La geekitude est confirmée par Timothée, qui, après avoir entendu notre conversation m’annonce fièrement : « Moi l’épisode VII je l’ai déjà vu 5 fois ». Tout le monde se marre, avant de se faire recadrer par les instructeurs. « C’est ce côté-là que j’aime bien aussi, on est là pour se marrer, mais ça reste une discipline , m’annonce discrètement Élodie, 23 ans, qui bosse dans la pharmaceutique. A la base moi, je fais des arts martiaux. Du kung-fu, du Tai-Jitsu Do et de l’escrime médiévale. Vu que je suis une grosse fan de Star Wars, ça me permet de combiner le côté martial, et un univers que j’aime. Faut être honnête on est toujours contents d’allumer son arme. Je songe à faire du cosplay du coup, pour prolonger le port du sabre. M’habiller en Marajade, la femme de Luke Skywalker. Une Sith devenue Jedi, me dit-elle, un peu gênée, en souriant. Oui bon OK, je suis un peu trop fan, je sais. »

Notre conversation est coupée quand arrive la dernière phase de l’entraînement. Un grand cercle se forme et deux par deux les apprentis s’entraînent au duel. Angela m’explique : « Les duels sont très encadrés. Les élèves peuvent se défier à tout moment par l’intermédiaire d’une plateforme en ligne.

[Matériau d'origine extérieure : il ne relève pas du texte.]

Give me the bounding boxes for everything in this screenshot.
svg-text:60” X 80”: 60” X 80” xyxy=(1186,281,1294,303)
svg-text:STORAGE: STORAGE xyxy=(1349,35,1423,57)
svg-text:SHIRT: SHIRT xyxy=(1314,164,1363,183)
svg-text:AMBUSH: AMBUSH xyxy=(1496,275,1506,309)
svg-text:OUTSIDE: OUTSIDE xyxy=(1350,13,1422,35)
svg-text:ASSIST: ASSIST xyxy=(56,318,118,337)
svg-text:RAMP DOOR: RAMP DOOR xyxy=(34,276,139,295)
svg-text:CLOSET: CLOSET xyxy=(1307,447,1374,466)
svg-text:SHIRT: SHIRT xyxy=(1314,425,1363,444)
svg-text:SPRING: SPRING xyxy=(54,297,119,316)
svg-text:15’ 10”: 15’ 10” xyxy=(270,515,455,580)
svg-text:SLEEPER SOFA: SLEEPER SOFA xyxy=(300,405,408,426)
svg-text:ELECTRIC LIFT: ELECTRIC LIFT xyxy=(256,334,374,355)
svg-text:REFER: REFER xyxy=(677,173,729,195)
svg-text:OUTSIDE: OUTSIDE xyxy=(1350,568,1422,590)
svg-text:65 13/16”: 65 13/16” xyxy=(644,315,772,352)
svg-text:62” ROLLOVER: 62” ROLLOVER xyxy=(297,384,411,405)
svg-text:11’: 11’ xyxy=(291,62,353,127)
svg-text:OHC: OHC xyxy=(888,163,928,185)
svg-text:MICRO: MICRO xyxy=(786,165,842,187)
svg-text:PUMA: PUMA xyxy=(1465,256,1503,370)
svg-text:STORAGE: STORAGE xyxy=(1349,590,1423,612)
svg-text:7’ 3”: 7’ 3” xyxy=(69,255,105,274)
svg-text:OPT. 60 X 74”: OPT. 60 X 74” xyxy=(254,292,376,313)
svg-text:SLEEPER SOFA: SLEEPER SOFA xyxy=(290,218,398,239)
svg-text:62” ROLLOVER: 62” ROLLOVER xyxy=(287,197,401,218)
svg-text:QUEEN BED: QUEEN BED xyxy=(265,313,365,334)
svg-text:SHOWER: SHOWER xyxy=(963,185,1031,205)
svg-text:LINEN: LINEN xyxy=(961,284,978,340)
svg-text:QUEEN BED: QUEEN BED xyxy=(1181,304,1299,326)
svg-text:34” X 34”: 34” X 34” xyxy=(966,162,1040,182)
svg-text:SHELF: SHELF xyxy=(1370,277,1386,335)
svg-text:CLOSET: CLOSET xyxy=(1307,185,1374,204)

Ils définissent une heure, un lieu, des règles et commencent leur combat. Après l’affrontement, les résultats sont validés par les deux camps sur le site, ce qui améliore leurs expériences. Trois points pour le vainqueur, et un pour le perdant. Il y a un classement international des combattants et chacun évolue grâce aux points gagnés dans les duels et les tournois. »

L’entraînement touche bientôt à sa fin. Ils se réunissent en groupe, pour échanger un dernier cri de rassemblement et éteindre leurs sabres. Élodie revient vers moi : « Parfois c’est délicat dire que je fais du LudoSport, les gens ne comprennent pas forcément le côté sérieux de la chose. Faut prendre le temps d’expliquer. Ils pensent qu’on s’amuse avec des jouets, il faut leur faire comprendre que ce sont des vrais sabres et qu’on donne des coups avec. »

Ludovic et Angela rangent dans un sac de golf, non pas des fers 7 ou des bois 5, mais les sabres de combats prêtés pour ce soir. « L’avenir pour le LudoSport c’est son expansion, ouvrir plusieurs écoles en France. Tout cela est bien parti puisque des académies s’ouvrent dans toute l’Europe, l’Angleterre, l’Irlande, la Suède, la Russie, la Belgique, l’Espagne, puis à San Francisco depuis le 30 janvier », annonce fièrement Angela. Quand on leur pose la question d’une possible reconnaissance par l’Etat, Ludovic prend le relais. « C’est une association loi de 1901, ça suffit. On n’a pas besoin d’être reconnus. Ça ne servira à rien. »

La seule chose reconnaissable dans tout cela est bien le cumul des passions de ses pratiquants. Peu de sports peuvent se vanter d’une telle hybridité entre rêverie de gamin et performances sportives. Le LudoSport a devant lui un bel avenir, vu le nombre de mecs que je connais, qui rêvent en secret, de se foutre sur la gueule avec des sabres éclairés. Sortez du placard les gars, c’est bon.